実際、技術評論社の電子書籍に関して、EPUBの仕様に則って制作しているコンテンツ(2013年発売)であるにも関わらず、最新の端末・電子書籍リーダーで閲覧した際、レイアウト崩れが起きたというケースもありました。結論としてはコンテンツの不備ではなく、電子書店リーダーのバグだったのですが、こういった問題に対して、電子出版の流通に関わる電子書店や電子取次には、より一層注意しきちんと対応してもらいたいところです。
進む技術、対応に追われる法整備
今の例に限らず、年々技術が進化していくことは避けて通れない道です。
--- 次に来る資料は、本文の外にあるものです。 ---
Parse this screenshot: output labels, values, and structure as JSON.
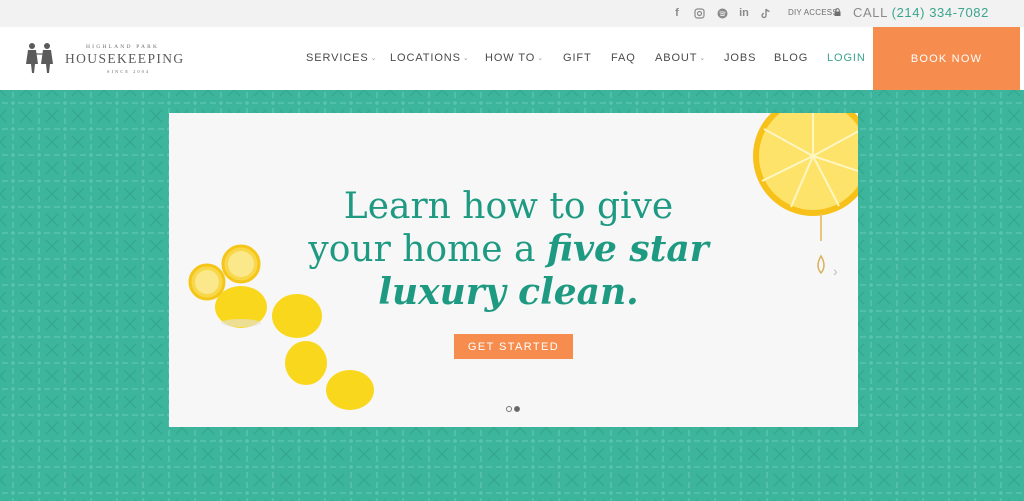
{
  "topbar": {
    "social_icons": [
      "facebook-icon",
      "instagram-icon",
      "spotify-icon",
      "linkedin-icon",
      "tiktok-icon"
    ],
    "diy_access": "DIY ACCESS",
    "call_label": "CALL",
    "phone": "(214) 334-7082"
  },
  "logo": {
    "small_text": "HIGHLAND PARK",
    "main_text": "HOUSEKEEPING",
    "since_text": "SINCE 2004"
  },
  "nav": {
    "services": "SERVICES",
    "locations": "LOCATIONS",
    "how_to": "HOW TO",
    "gift": "GIFT",
    "faq": "FAQ",
    "about": "ABOUT",
    "jobs": "JOBS",
    "blog": "BLOG",
    "login": "LOGIN",
    "book_now": "BOOK NOW"
  },
  "hero": {
    "line1": "Learn how to give",
    "line2_plain": "your home a ",
    "line2_bold": "five star",
    "line3": "luxury clean.",
    "cta": "GET STARTED",
    "slide_count": 2,
    "active_slide": 2
  },
  "colors": {
    "teal": "#3db59d",
    "teal_text": "#1f9a82",
    "orange": "#f68d4e"
  }
}
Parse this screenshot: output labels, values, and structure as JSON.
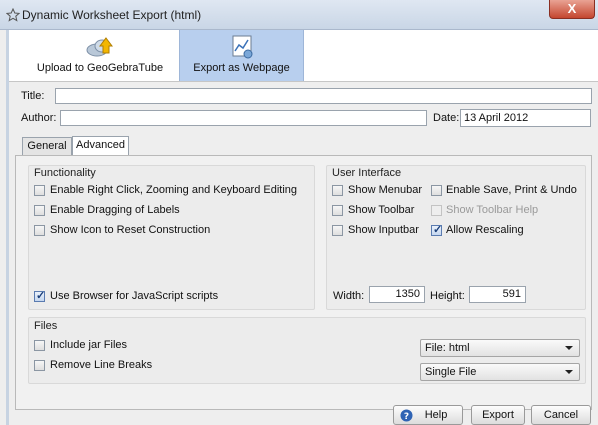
{
  "window": {
    "title": "Dynamic Worksheet Export (html)",
    "close_label": "X"
  },
  "toolbar": {
    "upload_label": "Upload to GeoGebraTube",
    "export_label": "Export as Webpage"
  },
  "form": {
    "title_label": "Title:",
    "title_value": "",
    "author_label": "Author:",
    "author_value": "",
    "date_label": "Date:",
    "date_value": "13 April 2012"
  },
  "tabs": [
    {
      "label": "General",
      "active": false
    },
    {
      "label": "Advanced",
      "active": true
    }
  ],
  "functionality": {
    "title": "Functionality",
    "items": [
      {
        "label": "Enable Right Click, Zooming and Keyboard Editing",
        "checked": false
      },
      {
        "label": "Enable Dragging of Labels",
        "checked": false
      },
      {
        "label": "Show Icon to Reset Construction",
        "checked": false
      },
      {
        "label": "Use Browser for JavaScript scripts",
        "checked": true
      }
    ]
  },
  "user_interface": {
    "title": "User Interface",
    "items": [
      {
        "label": "Show Menubar",
        "checked": false,
        "enabled": true
      },
      {
        "label": "Enable Save, Print & Undo",
        "checked": false,
        "enabled": true
      },
      {
        "label": "Show Toolbar",
        "checked": false,
        "enabled": true
      },
      {
        "label": "Show Toolbar Help",
        "checked": false,
        "enabled": false
      },
      {
        "label": "Show Inputbar",
        "checked": false,
        "enabled": true
      },
      {
        "label": "Allow Rescaling",
        "checked": true,
        "enabled": true
      }
    ],
    "width_label": "Width:",
    "width_value": "1350",
    "height_label": "Height:",
    "height_value": "591"
  },
  "files": {
    "title": "Files",
    "items": [
      {
        "label": "Include jar Files",
        "checked": false
      },
      {
        "label": "Remove Line Breaks",
        "checked": false
      }
    ],
    "file_type_selected": "File: html",
    "file_mode_selected": "Single File"
  },
  "buttons": {
    "help": "Help",
    "export": "Export",
    "cancel": "Cancel"
  },
  "icons": {
    "window": "geogebra-star-icon",
    "upload": "upload-cloud-icon",
    "export": "webpage-export-icon",
    "help": "help-icon"
  },
  "colors": {
    "selected_tool_bg": "#b8cfee",
    "close_button": "#c4462f"
  }
}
デジタル技術を活用する電子出版においては、技術進化から目を背けることはできない、不可避な流れと筆者は考えています。ですから、電子出版市場が成長していることをただ受け入れるのではなく、技術進化によって起こりうるトラブルに対応することはもちろんのこと、トラブルが起きる可能性を意識していくことが大事でしょう。
あくまで筆者の主観ですが、日本の電子書店や電子取次はこの部分が非常に弱いと感じており、トラブル=コンテンツの不備とするケースを何度も見てきました。コストの面からは下位互換が難しいのはわかりますが、そうであれば、どのタイミングで下位互換を放棄するのか、そういった部分のケアはもっとしてほしいところです。
また、電子化において避けられない問題として、海賊版対策もあります。2017年は、「はるか夢の址」や「フリーブックス」など、非常に悪質で大規模な海賊版あるいは海賊版誘導サイトが多数顕在化し、多くのニュースで取り上げられました。今挙げた2つについて、前者は著作権侵害容疑で逮捕となり、後者もサイト封鎖となっていますが、複製がしやすい電子書籍・雑誌ではこれからもイタチごっこが続くことが想定されます。
このほか、仕様面だけではなく、法律面でもまだまだデジタル技術に追いつていない部分があるでしょう。とくに日本の著作権についてはインターネットができる前から整備されてきたため、後追いで整備されている部分があるのも事実です。
繰り返しになりますが、デジタル技術やインターネットにはさまざまなメリットがある一方で、これまでには想定できなかったトラブルの危険性も抱えています。メリットをきちんと享受するためには、それらのトラブルを回避すべく技術動向をきちんと追い続け、また、ビジネスを健全に成長させるための法整備、そして、それに紐づく契約などへの意識を高める必要があるでしょう。
改めて技術の進化ありきで電子出版を考えてみる
最後に、改めて技術の進化ありきで電子出版を考えてみます。
この記事もそうですが、電子出版についてさまざまな情報を伝える場合、どうしても、提供する側の目線が強くなりがちです。しかし、技術の進化は提供側に影響があるだけではなく、利用者側(電子出版で言えば読者側)にも多大な影響を与えます。ときに、これまでのルールが通用しなくなるかもしれないのです。コンテンツを提供する側は、まずその点を改めて意識しなおす必要があるでしょう。
筆者は、今、電子出版が普及期に入ってきたと感じています。と同時に、2018年以降のさらなる電子出版市場の成長に向けて、これまでの読者・今の読者・これからの読者の皆さまに、技術が進化していくことを前提に良質なコンテンツを提供することが求められています。これは月日が経てば経つほど重要になり、ときにコストが大きくなる場合があります。
2018年は、過去数年の電子出版業界にあったような目新しさだけではなく、環境を整備する意識、他のWebサービスと同様、電子出版事業でも運用保守、それに伴う取捨選択の重要性が高まる1年になると予想します。